Billet

Les autochtones se lèvent

jeudi 29 mai 2008, par Judy REBICK

Depuis quelques jours, Toronto est au centre d’une bataille historique menée par les autochtones des Amériques pour défendre leurs droits territoriaux contre les entreprises minières et forestières.

Des centaines d’autochtones de l’Ontario se sont rendus à Queens Park, au Parlement provincial, pour exiger que le gouvernement respecte leurs droits de dire non à l’exploitation minière et forestière dans leurs territoires traditionnels. Deux communautés à l’origine de l’événement ont des leaders en prison pour outrage au tribunal, parce qu’ils ont refusé de permettre des activités de prospection sur leur terre sans leur permission. Le chef algonquin à la retraite et professeur d’université, Bob Lovelace, a été condamné à six mois de prison il y a trois mois. Dans une entrevue à l’hebdomadaire Indian Country Today, il affirme : « Vous savez, plus longtemps je reste ici, plus je réfléchis à tout cela, et plus cela m’irrite que des grands talents de cette génération aient été gaspillés dans une relation dictée par le colonialisme. » Bob Lovelace a entamé une grève de la faim le 16 mai pour dénoncer son incarcération.

Six autres leaders autochtones de Kitchenuhmaykoosib Inninuwug ont été emprisonnés pour s’être pacifiquement opposés à l’exploration minière dans leur terre au nord de Thunder Bay. Parmi eux, Cecilia Begg, conseillère de sa bande et grand-mère, qui vient de fêter son 60e anniversaire en prison. Il y a aussi le chef Donny Morris. Même si l’emprisonnement de militants autochtones n’est pas nouveau, c’est la première fois qu’un chef en fonction, le leader officiel de la communauté tel que reconnu par la Loi sur les indiens, est enfermé pour avoir suivi les lois afin de défendre les droits de son peuple. Des jugements de la Cour suprême du Canada et de la Cour d’appel de Colombie-Britannique affirment que les Premières nations ont le droit d’être consultées sur le développement de leur territoire.

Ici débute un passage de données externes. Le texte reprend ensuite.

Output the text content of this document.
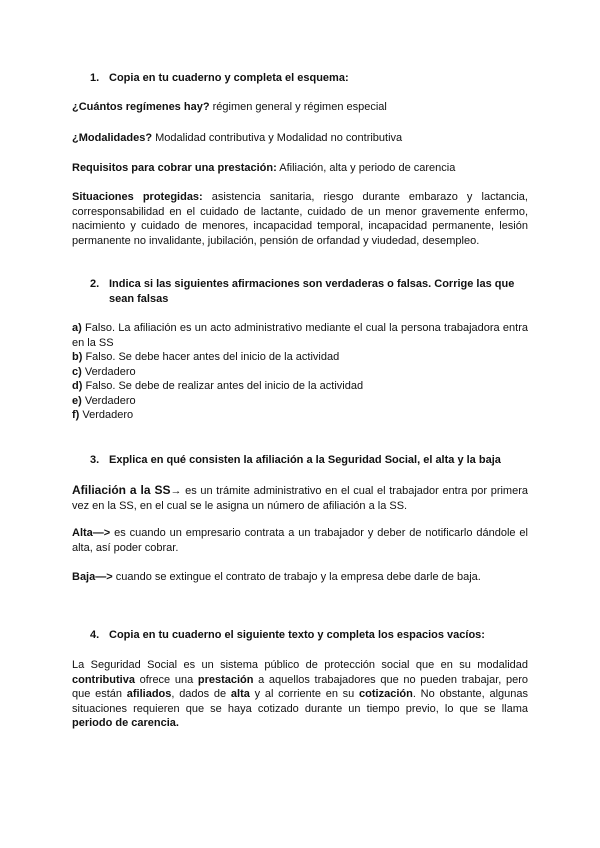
1. Copia en tu cuaderno y completa el esquema:
¿Cuántos regímenes hay? régimen general y régimen especial
¿Modalidades? Modalidad contributiva y Modalidad no contributiva
Requisitos para cobrar una prestación: Afiliación, alta y periodo de carencia
Situaciones protegidas: asistencia sanitaria, riesgo durante embarazo y lactancia, corresponsabilidad en el cuidado de lactante, cuidado de un menor gravemente enfermo, nacimiento y cuidado de menores, incapacidad temporal, incapacidad permanente, lesión permanente no invalidante, jubilación, pensión de orfandad y viudedad, desempleo.
2. Indica si las siguientes afirmaciones son verdaderas o falsas. Corrige las que
sean falsas
a) Falso. La afiliación es un acto administrativo mediante el cual la persona trabajadora entra en la SS
b) Falso. Se debe hacer antes del inicio de la actividad
c) Verdadero
d) Falso. Se debe de realizar antes del inicio de la actividad
e) Verdadero
f) Verdadero
3. Explica en qué consisten la afiliación a la Seguridad Social, el alta y la baja
Afiliación a la SS→ es un trámite administrativo en el cual el trabajador entra por primera vez en la SS, en el cual se le asigna un número de afiliación a la SS.
Alta—> es cuando un empresario contrata a un trabajador y deber de notificarlo dándole el alta, así poder cobrar.
Baja—> cuando se extingue el contrato de trabajo y la empresa debe darle de baja.
4. Copia en tu cuaderno el siguiente texto y completa los espacios vacíos:
La Seguridad Social es un sistema público de protección social que en su modalidad contributiva ofrece una prestación a aquellos trabajadores que no pueden trabajar, pero que están afiliados, dados de alta y al corriente en su cotización. No obstante, algunas situaciones requieren que se haya cotizado durante un tiempo previo, lo que se llama periodo de carencia.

Le gouvernement ontarien s’est justifié en invoquant l’archaïsme de la Loi sur les mines, qui donne trop de place au développement industriel. Les compagnies minières reçoivent automatiquement des permis pour prospecter où elles veulent sans obtenir le consentement des Premières nations, sans évaluation environnementale et sans même la permission des propriétaires de terrains.

Plus d’un demi-million de kilomètres carrés de territoire est revendiqué en concessions minières dans la forêt boréale canadienne, dans le cadre d’un système d’entrée libre mis en place il y a 150 ans à l’époque de la ruée vers l’or du Klondike. En vertu de ce système, les concessions minières sont acquises automatiquement, sans considérer les autres priorités liées à l’aménagement du territoire, et sans informer ni demander le consentement des autochtones touchés. 10 % de la forêt boréale canadienne a déjà été revendiquée pour l’exploitation minière. Même si le premier ministre ontarien, Dalton McGuinty, a dit qu’il modifierait la Loi sur les mines, aucune action concrète n’a été posée par le gouvernement pour imposer un moratoire sur l’exploitation minière sur les terres des Premières nations.

Des autochtones du Chili, du Honduras et du Guatemala étaient également présents à Toronto. Ils ont protesté à l’assemblée annuelle des actionnaires de la compagnie aurifère Goldcorp. Ils s’opposent aux dévastations environnementales et aux violations des droits humains par les entreprises minières canadiennes.

Le combat de toutes ces communautés autochtones, du Nord et du Sud, vise non seulement leur survie et la protection de leurs droits, mais aussi la préservation de l’écosystème de la Terre, qu’il considère comme sacrée.